In subsequent years, the police received dozens of calls and messages about possible sightings in different parts of the country, and even in neighbouring Kazakhstan. As a result of this, search measures were launched in Russia's republics of Karelia, Mordovia, Udmurtia, in the Siberian Federal District and Kaliningrad Oblast, but, yet again, to no avail.

On 28 October 2019, he was positively identified in the vacation village of Torkovichi, Luzhsky District, Leningrad Oblast, by local resident Tatyana Ivanova.

Ivanova reported this to the law enforcement bodies in Leningrad Oblast, Saint Petersburg and Orenburg; however, no significant actions were taken by either the Ministry of Internal Affairs or the Investigative Committee. The fact that Andreev is hiding out in Leningrad Oblast or Saint Petersburg was also confirmed by numerous other residents, who also reported seeing him.

In late 2019, after 7 years of unsuccessful searches, the international organisation Interpol took up the search for Andreev.

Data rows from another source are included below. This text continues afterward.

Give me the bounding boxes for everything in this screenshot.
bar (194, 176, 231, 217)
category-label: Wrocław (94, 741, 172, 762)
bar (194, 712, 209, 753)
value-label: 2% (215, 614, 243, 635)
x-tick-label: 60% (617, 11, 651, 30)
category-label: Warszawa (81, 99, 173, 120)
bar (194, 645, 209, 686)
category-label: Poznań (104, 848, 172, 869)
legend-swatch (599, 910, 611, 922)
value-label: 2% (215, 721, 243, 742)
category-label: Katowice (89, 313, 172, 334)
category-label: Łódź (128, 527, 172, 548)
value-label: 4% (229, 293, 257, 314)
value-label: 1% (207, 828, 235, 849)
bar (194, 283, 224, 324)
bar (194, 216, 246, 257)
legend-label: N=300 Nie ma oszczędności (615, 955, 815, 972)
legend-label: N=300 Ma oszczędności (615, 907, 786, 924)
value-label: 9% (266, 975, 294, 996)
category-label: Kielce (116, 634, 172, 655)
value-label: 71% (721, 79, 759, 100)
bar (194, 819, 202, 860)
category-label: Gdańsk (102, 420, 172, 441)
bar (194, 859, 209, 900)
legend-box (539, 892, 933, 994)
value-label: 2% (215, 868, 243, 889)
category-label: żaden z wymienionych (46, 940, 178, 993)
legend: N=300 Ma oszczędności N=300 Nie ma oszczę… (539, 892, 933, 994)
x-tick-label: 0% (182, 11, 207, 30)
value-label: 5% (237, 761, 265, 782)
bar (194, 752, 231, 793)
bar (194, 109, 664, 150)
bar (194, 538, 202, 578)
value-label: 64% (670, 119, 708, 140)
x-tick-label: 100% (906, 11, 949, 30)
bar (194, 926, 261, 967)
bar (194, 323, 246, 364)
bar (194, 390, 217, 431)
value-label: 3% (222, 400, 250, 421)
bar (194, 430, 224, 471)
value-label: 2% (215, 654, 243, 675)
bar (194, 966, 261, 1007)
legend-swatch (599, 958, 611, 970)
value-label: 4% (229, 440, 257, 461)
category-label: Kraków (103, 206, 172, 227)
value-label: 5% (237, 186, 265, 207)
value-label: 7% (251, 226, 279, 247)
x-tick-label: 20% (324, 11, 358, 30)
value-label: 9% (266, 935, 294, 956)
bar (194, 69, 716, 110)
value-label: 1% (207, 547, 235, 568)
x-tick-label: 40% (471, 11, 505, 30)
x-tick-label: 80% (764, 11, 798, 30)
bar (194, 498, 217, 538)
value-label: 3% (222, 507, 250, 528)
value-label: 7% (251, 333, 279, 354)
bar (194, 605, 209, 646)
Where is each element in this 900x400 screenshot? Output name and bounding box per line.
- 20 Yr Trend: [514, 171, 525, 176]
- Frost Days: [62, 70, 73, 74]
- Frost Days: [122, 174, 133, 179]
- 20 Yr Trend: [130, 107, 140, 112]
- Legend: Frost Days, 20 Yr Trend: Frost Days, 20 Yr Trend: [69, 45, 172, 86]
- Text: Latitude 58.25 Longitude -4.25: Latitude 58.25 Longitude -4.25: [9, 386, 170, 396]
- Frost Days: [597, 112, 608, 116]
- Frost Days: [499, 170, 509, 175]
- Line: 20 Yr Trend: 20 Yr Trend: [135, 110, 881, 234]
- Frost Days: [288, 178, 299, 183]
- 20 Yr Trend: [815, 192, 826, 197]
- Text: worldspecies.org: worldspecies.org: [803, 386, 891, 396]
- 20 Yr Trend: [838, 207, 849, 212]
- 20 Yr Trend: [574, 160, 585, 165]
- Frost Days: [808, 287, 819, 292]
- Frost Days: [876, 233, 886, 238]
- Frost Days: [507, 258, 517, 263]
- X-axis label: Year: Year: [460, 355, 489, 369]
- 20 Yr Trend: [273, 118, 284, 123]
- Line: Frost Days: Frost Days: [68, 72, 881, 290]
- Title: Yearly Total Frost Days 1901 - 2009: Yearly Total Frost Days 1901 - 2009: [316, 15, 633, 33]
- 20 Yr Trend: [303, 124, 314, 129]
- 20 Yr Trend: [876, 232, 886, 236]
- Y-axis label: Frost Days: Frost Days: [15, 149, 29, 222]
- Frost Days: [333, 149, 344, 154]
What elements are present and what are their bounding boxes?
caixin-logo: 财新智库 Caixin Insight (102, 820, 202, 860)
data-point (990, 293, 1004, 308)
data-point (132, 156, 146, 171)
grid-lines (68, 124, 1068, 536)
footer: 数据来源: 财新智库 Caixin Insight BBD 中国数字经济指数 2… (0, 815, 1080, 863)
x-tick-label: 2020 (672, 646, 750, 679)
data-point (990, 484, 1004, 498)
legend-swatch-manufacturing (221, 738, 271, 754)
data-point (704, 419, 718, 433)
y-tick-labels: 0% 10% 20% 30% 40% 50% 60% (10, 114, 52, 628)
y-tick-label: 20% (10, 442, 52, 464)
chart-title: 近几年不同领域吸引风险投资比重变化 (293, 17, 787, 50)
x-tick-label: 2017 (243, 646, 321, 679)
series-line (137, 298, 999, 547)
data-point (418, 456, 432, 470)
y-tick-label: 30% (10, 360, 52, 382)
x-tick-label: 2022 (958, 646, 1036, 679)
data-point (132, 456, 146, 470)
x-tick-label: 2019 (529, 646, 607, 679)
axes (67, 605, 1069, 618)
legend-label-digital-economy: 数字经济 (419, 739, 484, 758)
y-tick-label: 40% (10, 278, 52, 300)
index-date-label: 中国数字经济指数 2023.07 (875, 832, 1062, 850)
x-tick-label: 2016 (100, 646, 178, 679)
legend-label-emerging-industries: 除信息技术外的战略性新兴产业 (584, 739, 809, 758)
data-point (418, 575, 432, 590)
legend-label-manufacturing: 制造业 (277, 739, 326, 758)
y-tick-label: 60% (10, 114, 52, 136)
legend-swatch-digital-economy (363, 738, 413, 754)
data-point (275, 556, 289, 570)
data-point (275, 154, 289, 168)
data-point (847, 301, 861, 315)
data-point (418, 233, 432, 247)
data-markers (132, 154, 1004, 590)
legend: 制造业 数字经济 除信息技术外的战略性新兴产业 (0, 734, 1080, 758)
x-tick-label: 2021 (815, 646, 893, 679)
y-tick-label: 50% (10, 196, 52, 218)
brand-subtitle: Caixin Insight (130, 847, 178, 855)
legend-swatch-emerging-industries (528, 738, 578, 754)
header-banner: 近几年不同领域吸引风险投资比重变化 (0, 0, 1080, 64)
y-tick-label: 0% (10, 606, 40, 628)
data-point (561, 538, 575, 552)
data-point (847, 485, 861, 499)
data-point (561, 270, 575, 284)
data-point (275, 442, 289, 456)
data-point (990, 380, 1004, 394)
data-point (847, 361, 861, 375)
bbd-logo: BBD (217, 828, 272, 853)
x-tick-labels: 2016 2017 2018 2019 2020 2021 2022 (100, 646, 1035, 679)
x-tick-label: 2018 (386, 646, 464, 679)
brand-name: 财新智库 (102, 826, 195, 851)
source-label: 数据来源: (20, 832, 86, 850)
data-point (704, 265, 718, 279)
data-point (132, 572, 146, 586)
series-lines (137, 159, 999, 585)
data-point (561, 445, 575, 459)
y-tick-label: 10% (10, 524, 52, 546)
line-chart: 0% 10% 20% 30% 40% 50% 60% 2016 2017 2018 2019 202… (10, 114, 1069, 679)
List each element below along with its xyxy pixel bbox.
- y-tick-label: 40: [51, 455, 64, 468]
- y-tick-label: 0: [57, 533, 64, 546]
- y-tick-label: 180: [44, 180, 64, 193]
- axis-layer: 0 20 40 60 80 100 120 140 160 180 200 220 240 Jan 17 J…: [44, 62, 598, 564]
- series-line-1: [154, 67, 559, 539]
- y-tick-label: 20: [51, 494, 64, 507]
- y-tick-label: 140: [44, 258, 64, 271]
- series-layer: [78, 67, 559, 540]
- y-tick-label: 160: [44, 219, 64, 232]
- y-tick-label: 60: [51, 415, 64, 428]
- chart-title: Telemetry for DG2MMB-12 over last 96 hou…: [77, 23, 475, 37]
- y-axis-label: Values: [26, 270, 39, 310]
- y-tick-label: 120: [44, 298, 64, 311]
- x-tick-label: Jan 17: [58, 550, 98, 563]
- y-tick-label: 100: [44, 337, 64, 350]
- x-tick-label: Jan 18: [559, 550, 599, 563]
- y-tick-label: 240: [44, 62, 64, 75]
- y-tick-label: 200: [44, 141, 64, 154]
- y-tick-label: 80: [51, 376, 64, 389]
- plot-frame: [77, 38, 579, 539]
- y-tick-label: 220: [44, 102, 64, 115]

On the International Day for the Elimination of Violence against Women, Interpol prepared a list of eight international fugitives for alleged crimes against women, including murder: Valeriy Andreev topped that list of wanted criminals.

In March 2021, a witness claimed to have seen a man resembling Andreev in Odintsovo, near Moscow. No further reported sightings have yet been made.